I have to wonder if gingerbread has remained so popular throughout the time because it has such a long and stable shelf life. The ginger has a preserving quality, so unlike other cakes that will normally go stale in a few days, gingerbread in whichever form you choose will last much longer than that.
Now I would like to talk about some of the believed health properties of ginger. For a cold bug like me ginger is the perfect ingredient. Both Ayurvedic and Chinese medicine have been using ginger for the past 5000 years because they believe it can warm, cleanse and stimulate the body. In India and throughout Asia ginger is added to foods that are cooling to make them more digestible. Sweet foods are naturally cooling – think tropical fruits, baked sweet cakes and bikkies. In Asia ginger is added to oily fish dishes to take away their oily taste. Shredded ginger infused in hot water and served as a soothing tea is an Ayurvedic remedy for calming a sick tummy, and it is also thought to help support the respiratory system and sore throats. Because ginger is so warming and comforting it seems only fitting that gingerbread feature on my Xmas menu.
This gluten-free recipe I have developed for gingerbread has a little bit of old and at a little bit of the new. I wanted to include rosewater as it teams so wonderfully with ground almonds and because it was one of the ingredients used back when gingerbread was first made. A new ingredient is the chia seeds; these look like grey sesame seeds but just a little smaller. They are very high in protein and fibre, and can be mixed with pureed fruit to create a soft gel like set. They can also be added to juices and smoothies or sprinkled over salads or added to your gluten free cracker mix. You can buy chia seeds at health food stores.

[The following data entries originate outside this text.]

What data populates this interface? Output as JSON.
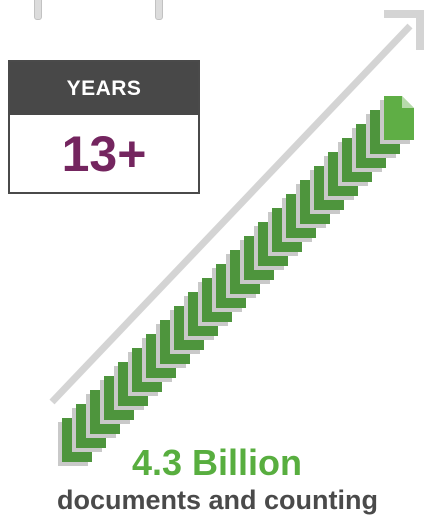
{
  "calendar": {
    "header_label": "YEARS",
    "value": "13+"
  },
  "stats": {
    "headline": "4.3 Billion",
    "subline": "documents and counting"
  },
  "colors": {
    "document_green": "#4e953d",
    "document_green_light": "#5fae45",
    "document_shadow": "#c9c9c9",
    "arrow_gray": "#d0d0d0",
    "calendar_header": "#484848",
    "calendar_value": "#74255f",
    "headline_green": "#58ae3f",
    "subline_gray": "#4a4a4a"
  },
  "icons": {
    "arrow": "up-right-arrow-icon",
    "document": "document-icon"
  }
}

Healthy Gingerbread family
- 100g butter
- 100g dark brown sugar
- 150g golden syrup
- 100g molasses
- 2 teaspoons finely grated fresh ginger
- 2 teaspoons ground ginger
- 1 teaspoon ground cinnamon
- ¼ teaspoon ground cloves
- 2 tablespoons rosewater
- 1 teaspoon bicarbonate soda
- 100g gluten free plain flour
- 1 teaspoon baking powder
- 250g almond meal
- 2 tablespoons chia seeds*
- 3 eggs, lightly beaten
- 1 tablespoon lemon juice
- 175g gluten free icing sugar, sifted
- 1 tablespoon warm water
Preheat the oven to 170C (340F). Grease and line a 35cm by 25cm tin with baking paper.

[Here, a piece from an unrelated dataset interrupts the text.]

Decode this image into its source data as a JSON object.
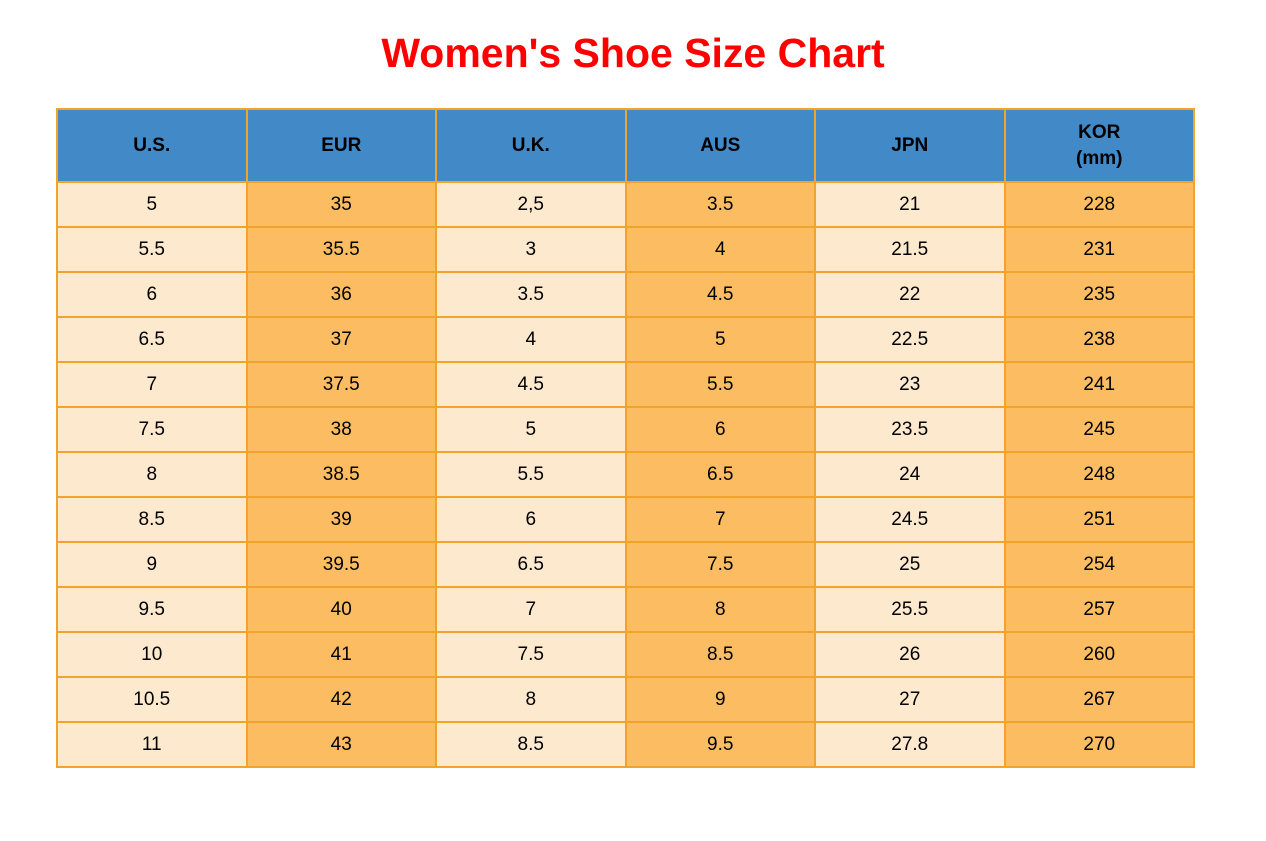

Melt the butter in a saucepan, add brown sugar, golden syrup, molasses, ginger, cinnamon and rosewater. Remove from the heat and allow to cool slightly. Add the eggs and mix well to combine
Fold in the combined sifted flour and baking powder and finally the chia seeds. It will be a thin liquid batter.
Pour into the prepared tin and cook for 20-30 minutes or until it is risen and firm. Be careful not to over cook as it is better slightly sticky. While cooling, whisk the lemon juice into the icing sugar, then gradually add the water.

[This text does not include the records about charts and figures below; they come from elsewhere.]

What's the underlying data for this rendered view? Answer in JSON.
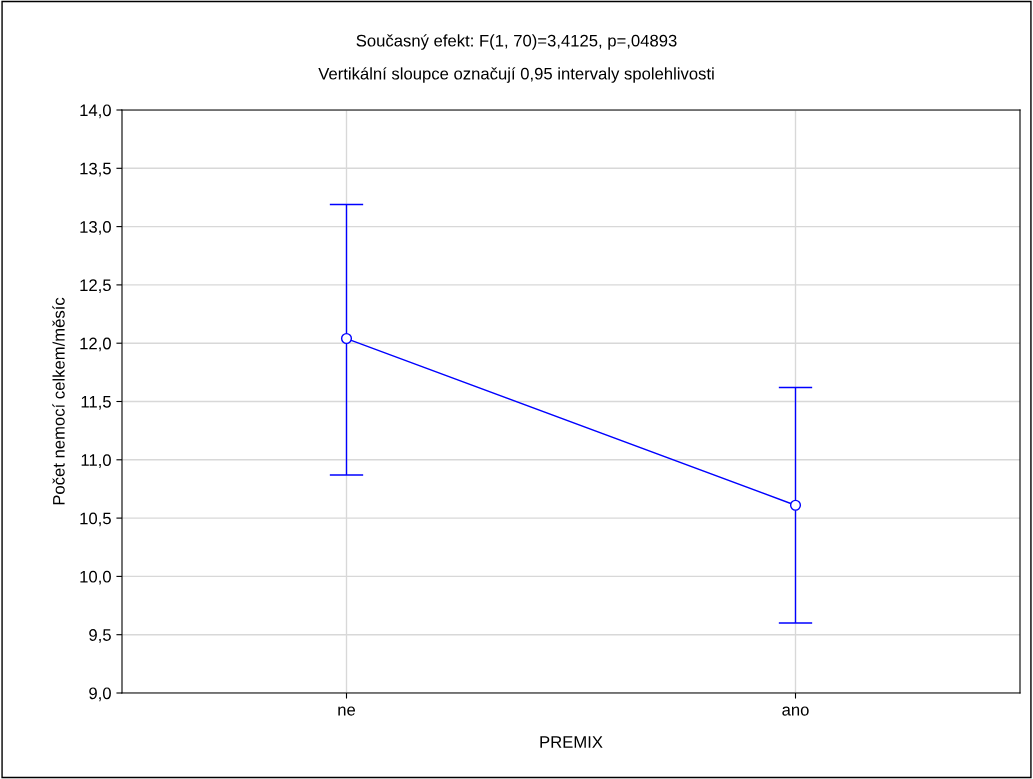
{
  "chart_data": {
    "type": "line",
    "title": "Současný efekt: F(1, 70)=3,4125, p=,04893",
    "subtitle": "Vertikální sloupce označují 0,95 intervaly spolehlivosti",
    "xlabel": "PREMIX",
    "ylabel": "Počet nemocí celkem/měsíc",
    "categories": [
      "ne",
      "ano"
    ],
    "series": [
      {
        "color": "#0000ff",
        "values": [
          12.04,
          10.61
        ],
        "errors": [
          [
            10.87,
            13.19
          ],
          [
            9.6,
            11.62
          ]
        ]
      }
    ],
    "ylim": [
      9.0,
      14.0
    ],
    "yticks": [
      {
        "value": 9.0,
        "label": "9,0"
      },
      {
        "value": 9.5,
        "label": "9,5"
      },
      {
        "value": 10.0,
        "label": "10,0"
      },
      {
        "value": 10.5,
        "label": "10,5"
      },
      {
        "value": 11.0,
        "label": "11,0"
      },
      {
        "value": 11.5,
        "label": "11,5"
      },
      {
        "value": 12.0,
        "label": "12,0"
      },
      {
        "value": 12.5,
        "label": "12,5"
      },
      {
        "value": 13.0,
        "label": "13,0"
      },
      {
        "value": 13.5,
        "label": "13,5"
      },
      {
        "value": 14.0,
        "label": "14,0"
      }
    ],
    "grid": true,
    "marker": "circle",
    "line_style": "solid",
    "legend": false
  }
}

Cut people shapes from the large slab of gingerbread. Dress the gingerbread family with the icing and leave to set.
Makes a large extended gingerbread family
* available at health food stores
If you are looking for some other delicious versions of gingerbread make sure you check out Jamie’s Ultimate gingerbread recipe. It is not gluten free but could easily substitute the plain flour in the recipe for gluten free flour. If your kids really want to make the traditional gingerbread house then Jamie’s Home sweet home – gingerbread house is the perfect recipe. Remember if you are using gluten free flour in biscuits that it does not have the keeping quality of regular flour, so perhaps make the gingerbread house something you make together the day before Xmas.
Wishing you all a warm and gingery Xmas!